Restaurant information
- Established: September 2006
- Closed: October 2012
- Previous owner: Shin Thompson
- Chef: Shin Thompson Beverly Kim and Johnny Clark (2012)
- Food type: French and Japanese-influenced contemporary cuisine
- Rating: (Michelin Guide, 2011–2012)
- Location: 2728 West Armitage Avenue, Chicago, Illinois, 60647, United States
- Coordinates: 41°55′3.5″N 87°41′45.5″W﻿ / ﻿41.917639°N 87.695972°W

= Bonsoirée =

Defunct restaurant in Chicago, Illinois, U.S.

Bonsoirée was a fine dining restaurant in the Logan Square neighborhood of Chicago, Illinois. Chef and owner Shin Thompson opened it in September 2006 as a small gourmet-to-go café, then developed it into a BYOB restaurant centered on seasonal tasting menus and French cuisine with Japanese influences. Bonsoirée received one Michelin star in the guide's inaugural 2011 Chicago edition and retained it for 2012. It closed in October 2012.

==History==
Thompson opened Bonsoirée Café and Delicacies with business partner Kurt Chenier in September 2006. The 26-seat operation initially sold sandwiches and prepared food and ran a catering business; dinner service began as a side project in the storefront and expanded as demand increased. The restaurant also held reservation-only Saturday "Underground" dinners, a format that grew from meals Thompson and his colleagues had prepared for friends and family.
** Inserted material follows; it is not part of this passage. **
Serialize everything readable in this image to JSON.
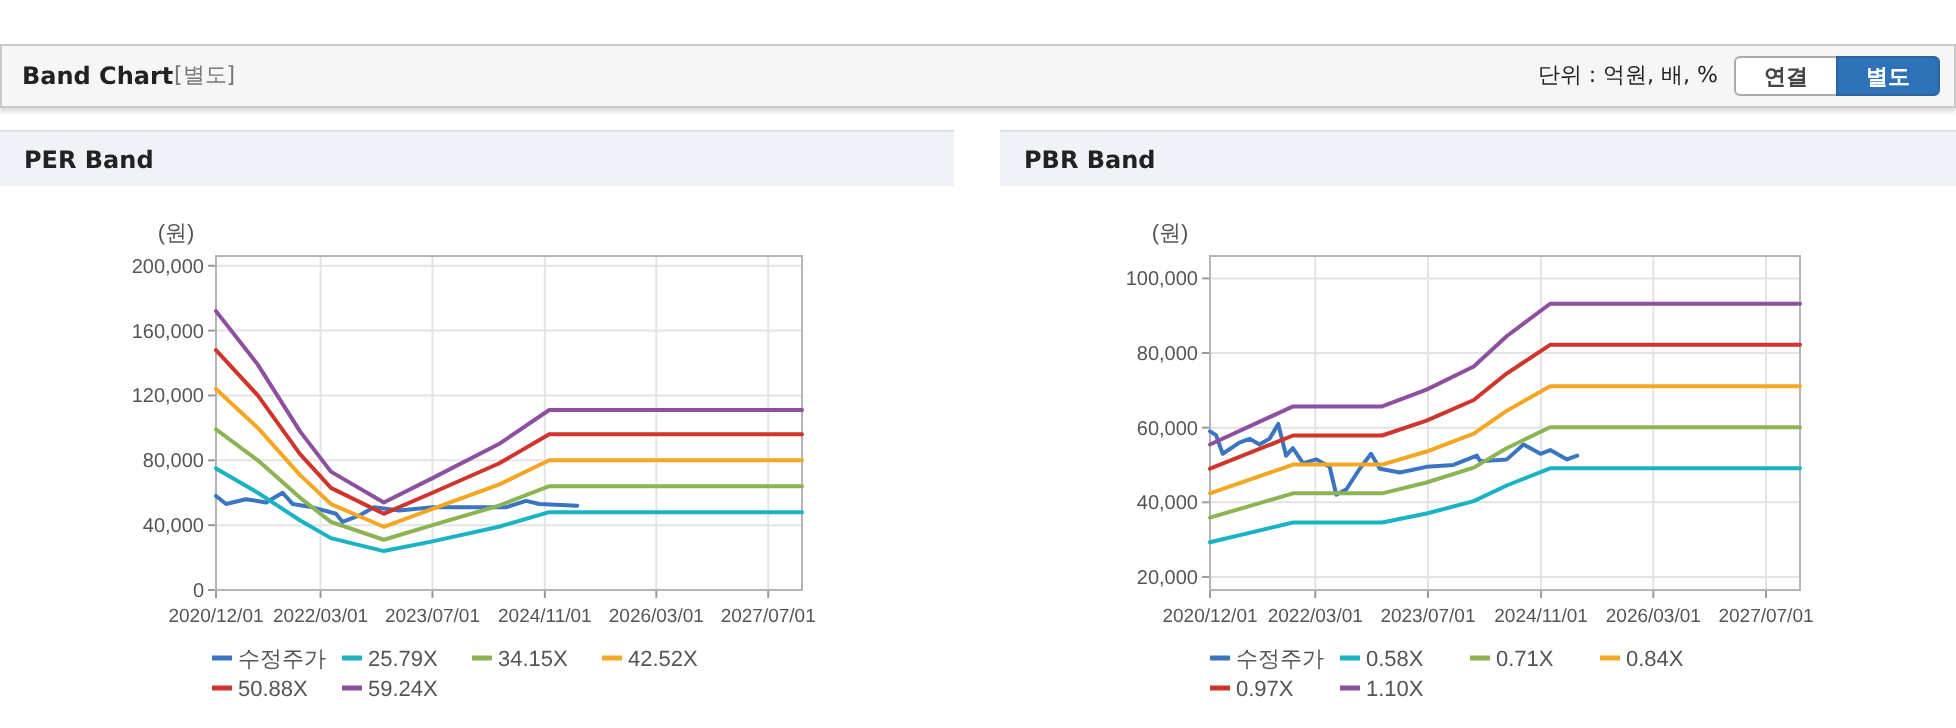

By 2008, Bonsoirée was operating as a French BYOB restaurant with frequently changing five- and seven-course tasting menus. Thompson's cooking combined French techniques with Japanese presentation and ingredients. In October 2010, he and Bonsoirée chef Luke Creagan prepared a five-course dinner at the James Beard Foundation's James Beard House, Thompson's second appearance there.

Michelin included Bonsoirée among the 18 restaurants awarded one star in the inaugural 2011 Chicago guide. That year, it completed an enclosed patio with a retractable roof that was intended to add approximately 20 seats to the 28-seat dining room. The restaurant was then serving eight- and thirteen-course menus and offered nonalcoholic beverage pairings while remaining BYOB.
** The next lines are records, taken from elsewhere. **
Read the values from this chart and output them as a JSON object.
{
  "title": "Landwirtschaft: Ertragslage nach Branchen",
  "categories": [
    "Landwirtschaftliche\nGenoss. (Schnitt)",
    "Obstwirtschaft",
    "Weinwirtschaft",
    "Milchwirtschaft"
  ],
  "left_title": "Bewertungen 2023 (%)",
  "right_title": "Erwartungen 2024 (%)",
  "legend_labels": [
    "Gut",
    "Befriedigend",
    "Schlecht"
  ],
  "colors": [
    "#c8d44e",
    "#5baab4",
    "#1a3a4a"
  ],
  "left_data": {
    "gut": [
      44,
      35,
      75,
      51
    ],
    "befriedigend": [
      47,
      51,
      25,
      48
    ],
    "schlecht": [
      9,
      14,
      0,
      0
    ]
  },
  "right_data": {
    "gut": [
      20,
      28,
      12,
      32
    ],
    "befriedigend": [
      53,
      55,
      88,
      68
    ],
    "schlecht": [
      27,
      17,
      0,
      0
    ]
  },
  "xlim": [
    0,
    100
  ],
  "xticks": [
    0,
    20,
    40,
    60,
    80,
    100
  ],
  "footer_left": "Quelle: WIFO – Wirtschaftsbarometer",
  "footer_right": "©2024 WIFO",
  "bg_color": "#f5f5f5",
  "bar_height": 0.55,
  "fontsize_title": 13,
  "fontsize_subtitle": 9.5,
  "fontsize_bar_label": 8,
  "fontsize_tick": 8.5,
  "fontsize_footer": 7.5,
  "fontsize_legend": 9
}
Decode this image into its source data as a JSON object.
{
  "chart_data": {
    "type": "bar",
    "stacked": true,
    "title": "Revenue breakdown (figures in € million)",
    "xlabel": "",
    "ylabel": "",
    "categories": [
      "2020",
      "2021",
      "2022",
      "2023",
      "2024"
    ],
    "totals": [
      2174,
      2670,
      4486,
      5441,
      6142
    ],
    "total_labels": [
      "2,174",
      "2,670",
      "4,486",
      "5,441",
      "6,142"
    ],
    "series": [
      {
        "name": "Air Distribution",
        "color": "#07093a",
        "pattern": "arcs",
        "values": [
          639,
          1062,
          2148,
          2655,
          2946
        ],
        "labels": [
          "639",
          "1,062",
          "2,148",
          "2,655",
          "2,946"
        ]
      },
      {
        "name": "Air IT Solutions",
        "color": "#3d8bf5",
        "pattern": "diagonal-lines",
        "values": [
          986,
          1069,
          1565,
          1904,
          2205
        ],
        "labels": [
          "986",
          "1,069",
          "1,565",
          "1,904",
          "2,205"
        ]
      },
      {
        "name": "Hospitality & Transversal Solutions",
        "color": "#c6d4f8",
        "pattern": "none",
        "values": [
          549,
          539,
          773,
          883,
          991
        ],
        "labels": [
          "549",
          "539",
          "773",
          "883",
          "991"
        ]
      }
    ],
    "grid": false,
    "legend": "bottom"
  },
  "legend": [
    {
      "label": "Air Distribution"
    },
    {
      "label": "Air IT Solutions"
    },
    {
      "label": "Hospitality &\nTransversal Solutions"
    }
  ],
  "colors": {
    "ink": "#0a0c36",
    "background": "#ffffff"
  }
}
In July 2012, Thompson announced that he would step away from day-to-day operations while remaining majority owner. Chefs Beverly Kim and her husband, Johnny Clark, joined the restaurant to take over its kitchen. After a two-week closure for remodeling, Bonsoirée reopened on August 24 with a 12-course menu emphasizing Korean and contemporary preparations, a prepaid reservation system, and a beverage program that replaced its BYOB policy.

Kim and Clark mutually agreed to leave the partnership in early October. The restaurant announced that it would stop service on October 13 for a possible reconcept, but the closure became permanent. Table, Donkey and Stick subsequently opened in the space. In 2013, Thompson revived the Bonsoirée name for occasional private dinners in customers' homes.